3 de abril de 2004

A Justiça de secretaria

Em Portugal é norma que todas as questões sejam discutidas e resolvidas à roda de uma mesa, no silêncio das paredes dos gabinetes, revestidas a madeiras exóticas, apesar da crise. Para não variar, é assim com tudo. Com o futebol a que alguns persistem em chamar desporto e outros, como o omnipresente presidente da Liga, indústria. Sem esclarecer para fabrico de que bens mas, um dia destes, há-de chamar fábrica ao estádio do Bessa que, aliás, as já teve mesmo ao lado.

Para plano irrelevante é remetida toda a equipa técnica e a sua semana de trabalho, a definir estratégias, a optar por tácticas para vencer, a aprimorar os inimagináveis lances de bola parada. E, ainda, o galope estonteante dos futebolistas, - a quem não sabemos se ainda chamar desportistas, se já operários! - o seu esforço, o seu muito suor e a perda de alguns três quilos de peso em hora e meia de jogo. Quando os resultados não são tão bons como se pretendia, despede-se o treinador. Como se fosse ele o diabo em figura de gente, a infernizar tudo e a perder os jogos.

Nunca, até hoje, se mandou embora um dirigente ou se questionou a sua longa e comprovada competência. Todos, graças a Deus, são bons em tudo, desde que prometam com o descaramento desconchavo dos políticos antes de eleições. E vêm sempre dos mais variados sectores, desde militares falhados em tempos de paz até construtores civis especulando no imobiliário. Desde vendedores de pneus a importadores de cafés e consumidores compulsivos de bebidas importadas da Escócia e do Cartaxo.

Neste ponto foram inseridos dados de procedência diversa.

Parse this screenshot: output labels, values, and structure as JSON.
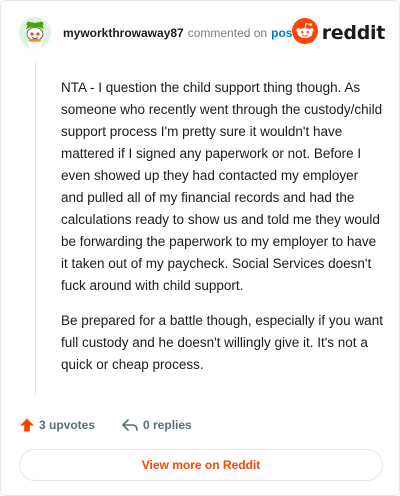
{
  "header": {
    "username": "myworkthrowaway87",
    "action_text": "commented on",
    "post_link": "post",
    "brand": "reddit"
  },
  "comment": {
    "paragraphs": [
      "NTA - I question the child support thing though. As someone who recently went through the custody/child support process I'm pretty sure it wouldn't have mattered if I signed any paperwork or not. Before I even showed up they had contacted my employer and pulled all of my financial records and had the calculations ready to show us and told me they would be forwarding the paperwork to my employer to have it taken out of my paycheck. Social Services doesn't fuck around with child support.",
      "Be prepared for a battle though, especially if you want full custody and he doesn't willingly give it. It's not a quick or cheap process."
    ]
  },
  "actions": {
    "upvotes_label": "3 upvotes",
    "replies_label": "0 replies"
  },
  "footer": {
    "view_more_label": "View more on Reddit"
  },
  "colors": {
    "brand": "#ff4500",
    "link": "#0079d3",
    "muted": "#576f76",
    "avatar_bg": "#dff3e4"
  },
  "icons": {
    "avatar": "snoo-avatar-icon",
    "logo": "reddit-logo-icon",
    "upvote": "upvote-arrow-icon",
    "reply": "reply-arrow-icon"
  }
}
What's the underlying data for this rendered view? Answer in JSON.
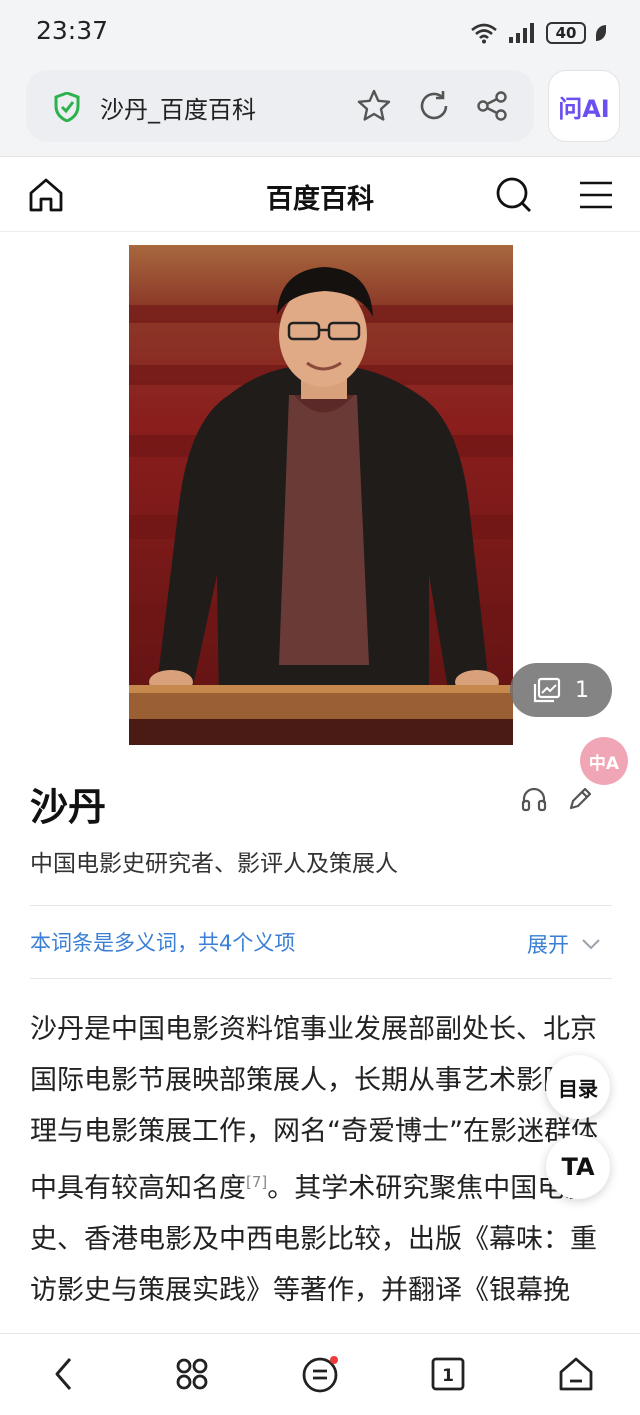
{
  "status_bar": {
    "time": "23:37",
    "battery": "40"
  },
  "browser": {
    "url_title": "沙丹_百度百科",
    "ai_button": "问AI"
  },
  "site": {
    "title": "百度百科"
  },
  "photo": {
    "gallery_count": "1",
    "translate_label": "中A"
  },
  "entry": {
    "title": "沙丹",
    "subtitle": "中国电影史研究者、影评人及策展人",
    "polysemy_text": "本词条是多义词，共4个义项",
    "expand_label": "展开",
    "summary_part1": "沙丹是中国电影资料馆事业发展部副处长、北京国际电影节展映部策展人，长期从事艺术影院管理与电影策展工作，网名“奇爱博士”在影迷群体中具有较高知名度",
    "citation": "[7]",
    "summary_part2": "。其学术研究聚焦中国电影史、香港电影及中西电影比较，出版《幕味：重访影史与策展实践》等著作，并翻译《银幕挽"
  },
  "floating": {
    "toc_label": "目录",
    "ta_label": "TA"
  },
  "bottom_nav": {
    "tab_count": "1"
  },
  "colors": {
    "link_blue": "#3a7fd5",
    "shield_green": "#2bb24c",
    "ai_purple": "#6c4ff0",
    "notify_red": "#ee3b3b"
  }
}
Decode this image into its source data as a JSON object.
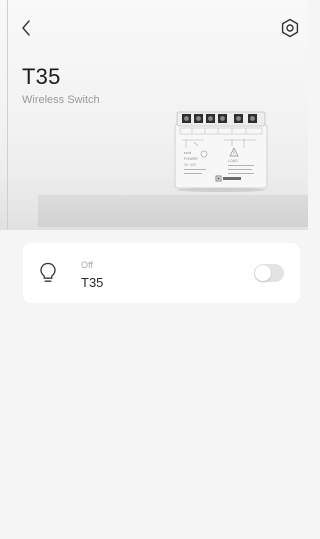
{
  "header": {
    "device_name": "T35",
    "device_type": "Wireless Switch"
  },
  "icons": {
    "back": "chevron-left-icon",
    "settings": "gear-icon",
    "bulb": "lightbulb-icon"
  },
  "device_image": {
    "brand_label": "ezviz",
    "power_label": "POWER",
    "load_label": "LOAD",
    "voltage_label": "3V~12V"
  },
  "channel": {
    "state": "Off",
    "name": "T35",
    "toggle_on": false
  },
  "colors": {
    "background": "#f5f5f5",
    "card": "#ffffff",
    "toggle_off": "#e3e3e3",
    "secondary_text": "#9a9a9a"
  }
}
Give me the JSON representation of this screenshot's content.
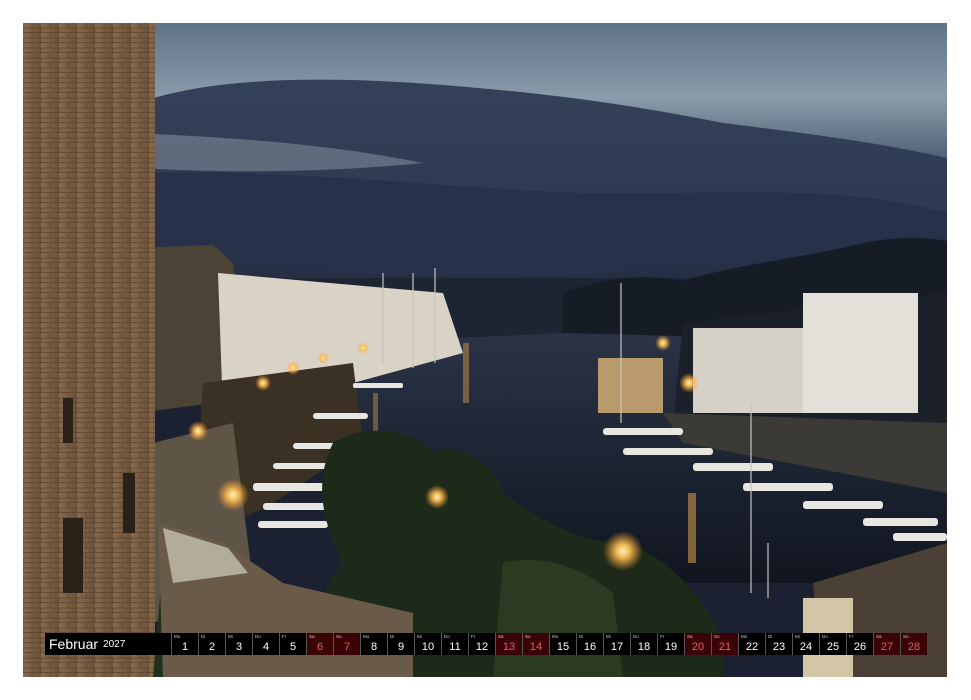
{
  "calendar": {
    "month": "Februar",
    "year": "2027",
    "days": [
      {
        "wd": "Mo",
        "num": "1",
        "weekend": false
      },
      {
        "wd": "Di",
        "num": "2",
        "weekend": false
      },
      {
        "wd": "Mi",
        "num": "3",
        "weekend": false
      },
      {
        "wd": "Do",
        "num": "4",
        "weekend": false
      },
      {
        "wd": "Fr",
        "num": "5",
        "weekend": false
      },
      {
        "wd": "Sa",
        "num": "6",
        "weekend": true
      },
      {
        "wd": "So",
        "num": "7",
        "weekend": true
      },
      {
        "wd": "Mo",
        "num": "8",
        "weekend": false
      },
      {
        "wd": "Di",
        "num": "9",
        "weekend": false
      },
      {
        "wd": "Mi",
        "num": "10",
        "weekend": false
      },
      {
        "wd": "Do",
        "num": "11",
        "weekend": false
      },
      {
        "wd": "Fr",
        "num": "12",
        "weekend": false
      },
      {
        "wd": "Sa",
        "num": "13",
        "weekend": true
      },
      {
        "wd": "So",
        "num": "14",
        "weekend": true
      },
      {
        "wd": "Mo",
        "num": "15",
        "weekend": false
      },
      {
        "wd": "Di",
        "num": "16",
        "weekend": false
      },
      {
        "wd": "Mi",
        "num": "17",
        "weekend": false
      },
      {
        "wd": "Do",
        "num": "18",
        "weekend": false
      },
      {
        "wd": "Fr",
        "num": "19",
        "weekend": false
      },
      {
        "wd": "Sa",
        "num": "20",
        "weekend": true
      },
      {
        "wd": "So",
        "num": "21",
        "weekend": true
      },
      {
        "wd": "Mo",
        "num": "22",
        "weekend": false
      },
      {
        "wd": "Di",
        "num": "23",
        "weekend": false
      },
      {
        "wd": "Mi",
        "num": "24",
        "weekend": false
      },
      {
        "wd": "Do",
        "num": "25",
        "weekend": false
      },
      {
        "wd": "Fr",
        "num": "26",
        "weekend": false
      },
      {
        "wd": "Sa",
        "num": "27",
        "weekend": true
      },
      {
        "wd": "So",
        "num": "28",
        "weekend": true
      }
    ]
  },
  "photo": {
    "subject": "harbor-at-dusk"
  },
  "colors": {
    "bar_background": "#000000",
    "weekend_cell": "#3a0406",
    "weekend_text": "#ee5a5a",
    "weekday_text": "#ffffff"
  }
}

A Justiça, de que agora se fala muito para não dizer nada, não poderia fugir à regra. E a justiça resume-se ao processo da Casa Pia. Com a mesma morbidez com que as fiéis leitoras da revista Maria se perguntam se ver filmes eróticos as pode engravidar ou se o embaixador Ritto mija ainda com jacto forte ou se já lhe vai faltando ânimo para isso. Com a finalidade de acompanhar tudo, em directo, as televisões põem equipas à porta da penitenciária e da residência para relatarem que o mesmo não disse uma palavra à saída de um lado nem à chegada ao outro. Pelo caminho o automóvel que o transportava ultrapassou a velocidade máxima permitida três vezes, consumou seis manobras perigosas e acabou a estacionar em transgressão, em cima do passeio.

Nos inquéritos os advogados sabem tudo, sobre todas as matérias. Como os dirigentes desportivos e como os ministros. E, naturalmente, põem em dúvida a competência e a capacidade profissional de quem foi solicitado a intervir na área em que trabalha e em que, presumivelmente, terá alguns conhecimentos. Foi assim que uma técnica do Instituto de Medicina Legal foi interrogada durante horas e viu posta em causa a sua capacidade profissional. Por se tratar de uma psicóloga com apenas três anos de experiência e a trabalhar em regime de avença há dois anos, mais concretamente na área genérica da psiquiatria forense e sem nunca ter trabalhado com vítimas de abusos sexuais. Foram outros psicólogos a contestar-lhe a competência? Não! Foram advogados, como poderiam ter sido sacerdotes ou militares da Guarda.

E os senhores advogados, têm todos mais de três anos de experiência? Sem trabalharem em regime de avença? Em escritório que apenas lhes pertence, sem sociedades? Têm experiência de governo ou de parlamento? Não trabalham em regime de avença para ninguém? E estão seguramente fartos de trabalhar com questões de abuso sexual? Se assim não for, alguém pode pôr-lhes em causa as muitas e variadas competências. É melhor que se acautelem!